Fujikawa L S, Foster C S, Gipson I K, Colvin R B
J Cell Biol. 1984 Jan;98(1):128-38. doi: 10.1083/jcb.98.1.128.
The nature of the substrate that supports epithelial migration in vivo is of interest, particularly with respect to mechanisms of wound healing. Immunofluorescence and electron microscopy were used to search for common substrate components in prototype rabbit corneal wounds: epithelial scrape wounds, in which the corneal or conjunctival epithelium migrated over the denuded lamina densa of the corneal basement membrane (CBM), and superficial keratectomy, in which the corneal epithelium migrated over a bare stroma without CBM. The corneal epithelium moved rapidly over the CBM or stroma to cover the defect within 2-3 d, whereas the conjunctival epithelium required 1-2 wk. In all wounds, fibronectin and fibrin/fibrinogen were deposited onto the bare surface within 8 h after wounding and persisted under the migrating epithelium until migration was complete. Bullous pemphigoid antigen (BPA), a normal component of the CBM, was removed with the epithelium upon scrape wounding and reappeared in the CBM after migration was completed. In contrast, the conjunctival epithelium had a continuous subepithelial band of BPA out to the migrating tip. Laminin, also a normal component of the CBM, was not removed in the scrape wounds, indicating that the region of least resistance to shear stress was between the BPA and laminin layers. Laminin was removed by superficial keratectomy and was not detectable under the leading edge of the migrating cells. Laminin and BPA were restored in the CBM by 2-4 wk. Type IV collagen could not be detected in normal CBM, but was conspicuously present in conjunctival basement membrane and in blood vessels. Focal bands of type IV collagen did appear in the newly synthesized CBM 2-4 wk after keratectomy. These results argue that BPA, laminin, and type IV collagen are not essential for the migration of corneal epithelium during wound healing and support the hypothesis that fibronectin and fibrin/fibrinogen are the common, perhaps the essential, components of the provisional matrix that serves as a substrate until the permanent attachment components are regenerated.
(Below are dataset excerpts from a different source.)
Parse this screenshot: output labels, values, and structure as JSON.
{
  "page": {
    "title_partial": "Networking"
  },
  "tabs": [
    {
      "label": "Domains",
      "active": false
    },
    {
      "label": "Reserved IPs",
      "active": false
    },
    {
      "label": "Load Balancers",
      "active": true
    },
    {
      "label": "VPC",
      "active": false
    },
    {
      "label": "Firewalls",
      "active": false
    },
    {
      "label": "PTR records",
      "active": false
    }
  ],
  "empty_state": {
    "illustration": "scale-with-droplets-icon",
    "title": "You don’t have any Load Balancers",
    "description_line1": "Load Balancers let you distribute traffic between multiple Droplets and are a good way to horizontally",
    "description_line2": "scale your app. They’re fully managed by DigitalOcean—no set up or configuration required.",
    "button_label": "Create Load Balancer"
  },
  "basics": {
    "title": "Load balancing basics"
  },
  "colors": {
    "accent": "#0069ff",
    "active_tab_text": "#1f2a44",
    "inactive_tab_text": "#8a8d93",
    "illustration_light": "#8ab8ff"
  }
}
支持上皮细胞在体内迁移的底物的性质备受关注,尤其是在伤口愈合机制方面。免疫荧光和电子显微镜技术被用于探寻兔角膜典型伤口中的常见底物成分:上皮刮伤伤口,其中角膜或结膜上皮细胞在角膜基底膜(CBM)裸露的致密层上迁移;以及浅层角膜切除术伤口,其中角膜上皮细胞在没有CBM的裸露基质上迁移。角膜上皮细胞在2 - 3天内迅速在CBM或基质上移动以覆盖缺损,而结膜上皮细胞则需要1 - 2周。在所有伤口中,纤连蛋白和纤维蛋白/纤维蛋白原在受伤后8小时内沉积在裸露表面,并在迁移的上皮细胞下方持续存在直至迁移完成。大疱性类天疱疮抗原(BPA)是CBM的正常成分,在刮伤伤口时随上皮细胞被移除,并在迁移完成后重新出现在CBM中。相比之下,结膜上皮细胞有一条连续的上皮下BPA带延伸至迁移尖端。层粘连蛋白也是CBM的正常成分,在刮伤伤口中未被移除,这表明对剪切应力抵抗力最小的区域位于BPA和层粘连蛋白层之间。层粘连蛋白在浅层角膜切除术中被移除,在迁移细胞的前沿下方无法检测到。层粘连蛋白和BPA在2 - 4周后在CBM中恢复。在正常CBM中无法检测到IV型胶原,但在结膜基底膜和血管中明显存在。IV型胶原的局灶性条带在角膜切除术后2 - 4周出现在新合成的CBM中。这些结果表明,BPA、层粘连蛋白和IV型胶原在伤口愈合过程中对于角膜上皮细胞的迁移并非必不可少,并支持这样一种假说,即纤连蛋白和纤维蛋白/纤维蛋白原是临时基质的常见成分,也许是必不可少的成分,在永久附着成分再生之前作为底物发挥作用。